If you’d like more information or recipes about the various fruits used in Eswatini’s products, we’d be happy to supply you. Email your request to sales@eswatinikitchen.co.sz
MARULA
The ripe marula is a small yellow fruit roughly the size of a golf ball. The pulp (used for the jam) surrounds a single seed. It is harvested from the wild and brought to Eswatini Kitchen to be peeled by the women, ready for cooking. This fruit is then processed in our factory to make the richly flavoured marula jam.
Marula fruit has four times the Vitamin C of orange juice and is high in potassium, calcium and magnesium. Marula fruit pulp analysis shows vitamin C content as 54mg per 100g. Local Swazi communities have used the goodness of the marula fruit for generations as an important nutritional addition to their diet.
Marula fruit could be described as a sweet, refreshing taste with a slightly tart edge – embodying the richly delicious and earthy flavours associated with tropical fruits.
MANGO
Mango is one of the well known exotic species of the tropics. It can be used in sweet and savoury recipes, salads and desserts. It has a rich, creamy flavour equally delicious as a sumptuous jam or base for spicy chutney. Swaziland has the ideal climate to produce this succulent fruit, which thrives best in an average maximum temperature between 27 and 36 ˚C. The mature mango tree is a beautiful large evergreen which produces a roughly oval shaped fruit with thin skin and deep yellow flesh surrounding a large fibrous seed. Different varieties of mango can differ in colour and size. An average fruit is as large as an adult’s hand.
GUAVA
Guava is a member of the myrtle family Myrtaceae. The small yellow fruit are entirely edible. Guava trees are abundant in Swaziland and are said to fruit best in areas with a distinct winter season making it ideal for Swaziland’s climate with a mild cool period from about May to September.
RUBY GRAPEFRUIT
The fruit of the Ruby Grapefruit is distinctive, as the name suggests, for its jewel-like colour. A luminescent hue which can range in different varieties from deep red to delicate pink and coral shades. It is a sweeter fruit than its yellow cousin, ideal for a beautifully distinctive marmalade in its own right.
PINEAPPLE
The pineapple is a tropical or near-tropical plant, but will tolerate quite a variety of temperature and rainfall conditions. They are drought-tolerant and can even be grown in a container for an interesting potted plant. The plant is a herbaceous perennial, 2 to 5 ft. high with a spread of 3 to 4 ft. It is a short, stout tuft of waxy, straplike leaves with sharp spines on the edges developing in a rosette formation. Many people assume pineapples grow on trees and are surprised to see their first pineapple plant with fruit growing from a cactus-like clump of foliage on the ground.

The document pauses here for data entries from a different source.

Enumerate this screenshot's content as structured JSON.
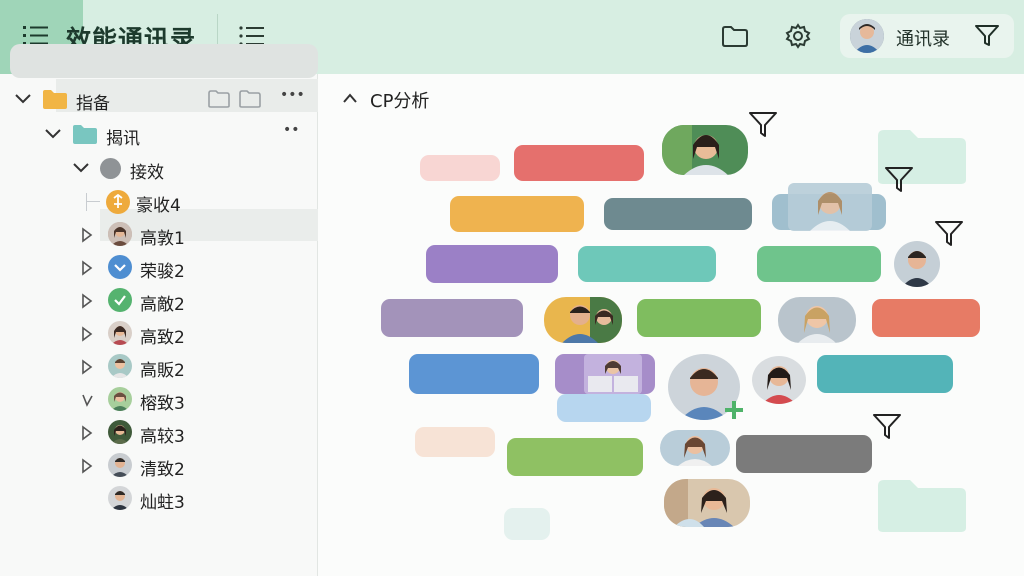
{
  "header": {
    "title": "效能通讯录",
    "contacts_label": "通讯录"
  },
  "sidebar": {
    "root": {
      "label": "指备",
      "more": "•••"
    },
    "group": {
      "label": "揭讯",
      "more": "••"
    },
    "subgroup": {
      "label": "接效"
    },
    "items": [
      {
        "label": "豪收4"
      },
      {
        "label": "高敦1"
      },
      {
        "label": "荣骏2"
      },
      {
        "label": "高敵2"
      },
      {
        "label": "高致2"
      },
      {
        "label": "高販2"
      },
      {
        "label": "榕致3"
      },
      {
        "label": "高较3"
      },
      {
        "label": "清致2"
      },
      {
        "label": "灿蛀3"
      }
    ]
  },
  "main": {
    "section_title": "CP分析"
  },
  "colors": {
    "header_bg": "#d7eee2",
    "accent_green": "#9fd5b8",
    "pill_red": "#e5706d",
    "pill_orange": "#efb34f",
    "pill_slate": "#6e8a90",
    "pill_purple": "#9b80c6",
    "pill_teal": "#6ec8b9",
    "pill_green": "#6fc48c",
    "pill_mauve": "#a393ba",
    "pill_leaf": "#7fbd5f",
    "pill_coral": "#e77b65",
    "pill_blue": "#5c95d4",
    "pill_sea": "#53b4b8",
    "pill_olive": "#8fc163",
    "pill_gray": "#7b7b7b"
  },
  "icons": [
    "list-icon",
    "folder-icon",
    "gear-icon",
    "filter-icon",
    "chevron-down-icon",
    "chevron-right-icon",
    "chevron-up-icon",
    "avatar"
  ]
}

The oval compound fruit develops from many small fruits fused together commonly growing as large as dinner plate. When ripe it has a sweet, juicy, fleshy pulp with the stem forming a fibrous core down the centre of the fruit. The outer skin may be dark green, yellow, orange-yellow or reddish when the fruit is ready to eat.
SISAL
Sisal grows as a cactus and is harvested from the leaves which are cut and stripped. The resulting fibrous material is scraped with a stone to remove the wet pulp leaving a long thread, the consistency of tough cotton. It is washed and dried, then dyed ready to be spun into the thread which is then wrapped around grass stems. A group of women prepare the sisal for the basket weavers – again providing employment through Eswatini’s products.